Так было написано в его любимой книжке, но я-то знал, что мой карп распугал всю рыбу в округе и ничего он не поймает.
— Артур, я хочу спать, — капризно повторила Аня.
Теперь он даже не обернулся, ему почудилось, что колокольчик слегка тронулся, Артур схватил рукою леску и замер, готовый подсечь.
— Артур, скоро проснется бабушка. Мы должны успеть вернуться!
— Давай я тебя провожу, — сказал я Ане.
Она скользнула по моему лицу ленивым взглядом, сощурилась, но я выдержал этот взгляд — лежащий на песке карп придал мне сил.
— Артур, мы уходим! — сказала Аня, топнув ножкой.
— Ага, ага, — закивал он, хлопая на голой спине комаров.
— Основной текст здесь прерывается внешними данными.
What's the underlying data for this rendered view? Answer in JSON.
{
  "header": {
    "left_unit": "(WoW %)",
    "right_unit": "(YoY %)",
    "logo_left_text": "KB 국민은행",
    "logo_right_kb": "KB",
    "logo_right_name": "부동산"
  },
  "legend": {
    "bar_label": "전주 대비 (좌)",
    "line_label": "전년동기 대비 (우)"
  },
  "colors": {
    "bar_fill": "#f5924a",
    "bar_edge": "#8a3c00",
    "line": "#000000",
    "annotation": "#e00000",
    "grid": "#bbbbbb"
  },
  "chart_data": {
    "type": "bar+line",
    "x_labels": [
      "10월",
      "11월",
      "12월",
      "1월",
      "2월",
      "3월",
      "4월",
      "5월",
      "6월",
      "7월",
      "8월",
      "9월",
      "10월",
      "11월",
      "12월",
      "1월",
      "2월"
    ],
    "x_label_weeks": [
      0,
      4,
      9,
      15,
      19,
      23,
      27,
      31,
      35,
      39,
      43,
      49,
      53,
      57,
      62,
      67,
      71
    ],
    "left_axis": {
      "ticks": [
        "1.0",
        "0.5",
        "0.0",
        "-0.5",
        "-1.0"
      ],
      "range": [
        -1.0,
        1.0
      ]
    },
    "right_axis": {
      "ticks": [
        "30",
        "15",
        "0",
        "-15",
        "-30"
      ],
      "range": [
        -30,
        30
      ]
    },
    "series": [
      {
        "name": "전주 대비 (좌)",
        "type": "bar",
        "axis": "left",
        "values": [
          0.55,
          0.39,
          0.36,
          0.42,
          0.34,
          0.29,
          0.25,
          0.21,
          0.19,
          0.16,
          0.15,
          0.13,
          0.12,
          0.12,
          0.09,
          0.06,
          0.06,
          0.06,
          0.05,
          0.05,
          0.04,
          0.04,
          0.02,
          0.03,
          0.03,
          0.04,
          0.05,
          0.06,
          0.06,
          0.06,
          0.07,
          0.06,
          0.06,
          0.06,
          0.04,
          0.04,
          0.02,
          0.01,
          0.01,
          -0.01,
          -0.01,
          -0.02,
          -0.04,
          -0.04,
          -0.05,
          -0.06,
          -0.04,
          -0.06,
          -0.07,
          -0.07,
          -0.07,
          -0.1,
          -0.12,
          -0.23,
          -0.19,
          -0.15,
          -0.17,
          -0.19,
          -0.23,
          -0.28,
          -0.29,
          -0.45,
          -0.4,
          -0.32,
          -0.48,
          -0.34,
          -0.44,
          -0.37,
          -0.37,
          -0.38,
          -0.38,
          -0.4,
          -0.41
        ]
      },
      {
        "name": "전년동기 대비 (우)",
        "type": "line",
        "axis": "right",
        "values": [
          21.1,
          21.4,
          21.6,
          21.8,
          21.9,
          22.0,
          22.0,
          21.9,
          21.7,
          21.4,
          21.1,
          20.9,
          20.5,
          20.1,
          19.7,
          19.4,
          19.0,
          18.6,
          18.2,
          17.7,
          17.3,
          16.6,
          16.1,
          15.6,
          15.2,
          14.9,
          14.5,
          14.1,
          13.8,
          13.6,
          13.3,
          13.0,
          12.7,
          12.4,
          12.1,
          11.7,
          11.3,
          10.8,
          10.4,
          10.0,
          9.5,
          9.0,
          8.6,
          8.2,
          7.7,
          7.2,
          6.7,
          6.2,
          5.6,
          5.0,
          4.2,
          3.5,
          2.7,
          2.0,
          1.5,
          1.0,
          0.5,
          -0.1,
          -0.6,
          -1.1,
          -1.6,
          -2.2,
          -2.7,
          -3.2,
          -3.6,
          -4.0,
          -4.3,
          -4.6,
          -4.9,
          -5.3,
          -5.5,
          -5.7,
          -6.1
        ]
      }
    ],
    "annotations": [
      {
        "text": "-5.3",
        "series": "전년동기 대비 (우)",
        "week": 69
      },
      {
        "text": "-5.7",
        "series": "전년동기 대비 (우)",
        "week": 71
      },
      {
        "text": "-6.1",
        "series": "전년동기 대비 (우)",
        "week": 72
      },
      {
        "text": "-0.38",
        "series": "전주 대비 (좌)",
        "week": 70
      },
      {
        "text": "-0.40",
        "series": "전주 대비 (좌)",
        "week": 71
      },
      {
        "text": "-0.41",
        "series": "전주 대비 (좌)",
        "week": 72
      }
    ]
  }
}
Я засунул карпа в холщовый мешок, и мы пошли домой. Я шел впереди, гордый собой, недоступный, как кавалер Золотой Звезды, попыхивая на ходу папироской и время от времени перекладывая мешок с одного плеча на другое. А Анечка дулась — она дулась на росу, вымочившую ее кроссовки и шерстяные носки, на комаров, на Артура, на карпа, на меня, она ждала, что я снова начну лебезить, — но я теперь сам себя не узнавал, этакого плотного мужичка в посконной рубахе с пушком на верхней губе.
Когда мы подошли к Аниному дому, играли гимн, на террасе в утреннем чепце восседала Ксения Федоровна и пила кофий. Увидев нас, она направилась к Ане, сверкая рассерженными глазами, но я выступил вперед, загораживая свою спутницу и протягивая старушке мешок.
— Ксень Федна, подарочек вот вам, — сказал я как умел обаятельно.
— Аня!
— Что Аня? — устало произнесла моя изменница.
— Где ты была?
— Так, Ксень Федна, — снова вмешался я, — вы думаете, легко такое животное вытащить? Вы бы видели, как наша Аня работала!
А карп в утреннем розоватом освещении был превосходен, недаром он прозывался зеркальным, и на его боку отражалось мое самоуверенное, бабушкино суровое и Анино трогательное лицо.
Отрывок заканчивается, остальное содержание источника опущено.